Optical component shortages are not something we have heard about much since the CLEC bubble of the late nineties yet Jim Theodoras – Director of Technical Marketing at ADVA Optical Networking explained he had recently come from an optical trade show where this was being discussed.

In a discussion, Theodoras pointed out that his company has been a slow and steady grower for a number of years with a strong cash position (recent earnings). In addition, a key to their success has been a diverse product line from NIDs to DWDM equipment. While ADVA doesn’t focus on winning with the smallest margins or lowest price, they do look to be trusted partners with their customers and look to be in the problem solving business as opposed to pushing out cookie-cutter solutions.

Jim shared that a trend they are seeing is 1 Gbps fiber to the desk. He further explained that 10 gigabit PON is too little too late and ADVA’s approach is WDM PON which theoretically scales indefinitely. Another area of growth is in the low latency market and the importance of such solutions is something I discussed just yesterday with Hunter Newby the CEO of Allied Fiber (see video below).
 

The high-frequency trading market is a super-bright spot in tech as well as the optical space and Theodoras claims his company can shave 30-40% off [typical] latency figures – performance worth paying for as time is obviously money in this line of work. Other highlights of our talk had to do with 100 GbE – a speed which many want to get to but the cost is often prohibitive at 10-14x the expense of 10 GbE. ADVA’s 100 GbE solution is lower in cost at around 4-6x but is limited to about 500 kilometers.

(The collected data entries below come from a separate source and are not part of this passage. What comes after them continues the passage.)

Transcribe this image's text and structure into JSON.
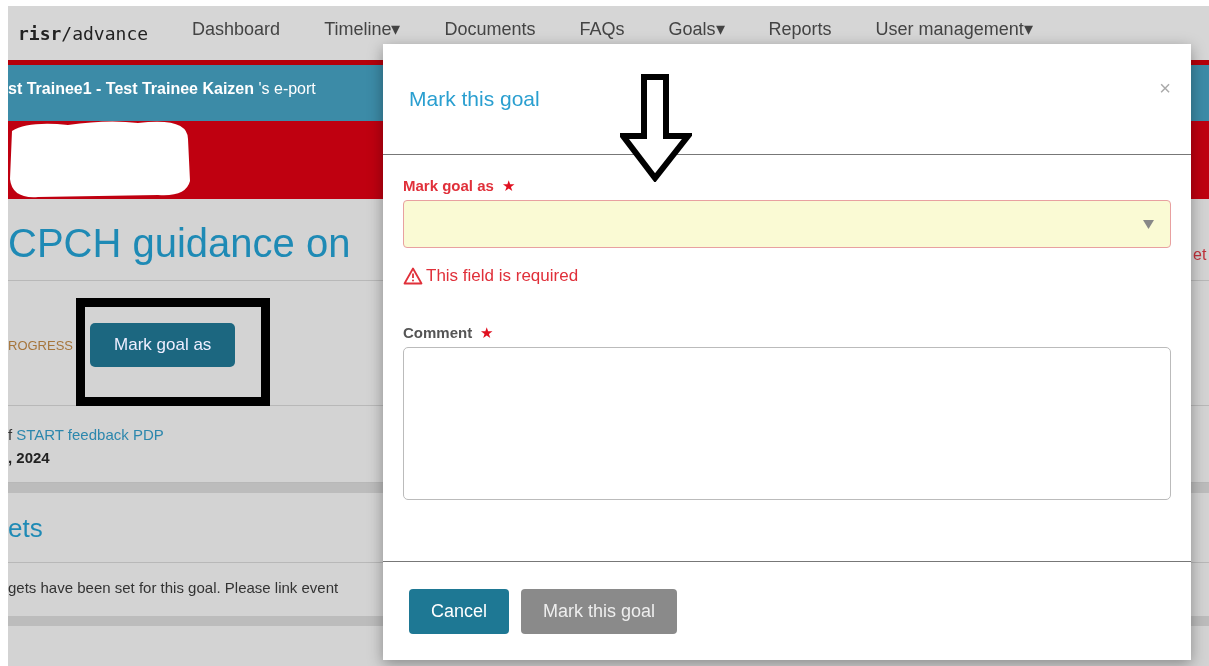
{
  "navbar": {
    "logo": "**risr**/advance",
    "items": [
      {
        "label": "Dashboard",
        "dropdown": false
      },
      {
        "label": "Timeline",
        "dropdown": true
      },
      {
        "label": "Documents",
        "dropdown": false
      },
      {
        "label": "FAQs",
        "dropdown": false
      },
      {
        "label": "Goals",
        "dropdown": true
      },
      {
        "label": "Reports",
        "dropdown": false
      },
      {
        "label": "User management",
        "dropdown": true
      }
    ],
    "caret": "▾"
  },
  "banner": {
    "text": "**st Trainee1 - Test Trainee Kaizen** 's e-port"
  },
  "goal": {
    "title": "CPCH guidance on",
    "status": "ROGRESS",
    "action": "Mark goal as",
    "linked_prefix": "f",
    "linked": "START feedback PDP",
    "date": ", 2024",
    "side_text": "et"
  },
  "targets": {
    "heading": "ets",
    "message": "gets have been set for this goal. Please link event"
  },
  "modal": {
    "title": "Mark this goal",
    "close": "×",
    "fields": [
      {
        "kind": "select",
        "label": "Mark goal as",
        "star": "★",
        "invalid": true,
        "error": "This field is required"
      },
      {
        "kind": "textarea",
        "label": "Comment",
        "star": "★",
        "invalid": false
      }
    ],
    "buttons": [
      {
        "label": "Cancel",
        "disabled": false
      },
      {
        "label": "Mark this goal",
        "disabled": true
      }
    ]
  }
}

Below ADVA Optical Networking’s Jim Theodoras discusses some of these ideas and a whole bunch more such as backhaul and VoIP with TMC’s Erik Linask

 

With Intel’s recent blow-out earnings and talk of fiber component shortages I am reminded of the market’s heyday a decade ago when your grandmother owned super high-flying optical stocks like JDSU and SDLI (remember those?). We obviously aren’t replicating the go-go days of the dotcom boom but the importance of technology and broadband and the resilience these spaces have had to the overall downturn of the global economy certainly inspire confidence I haven’t felt in a number of years. I hope it continues.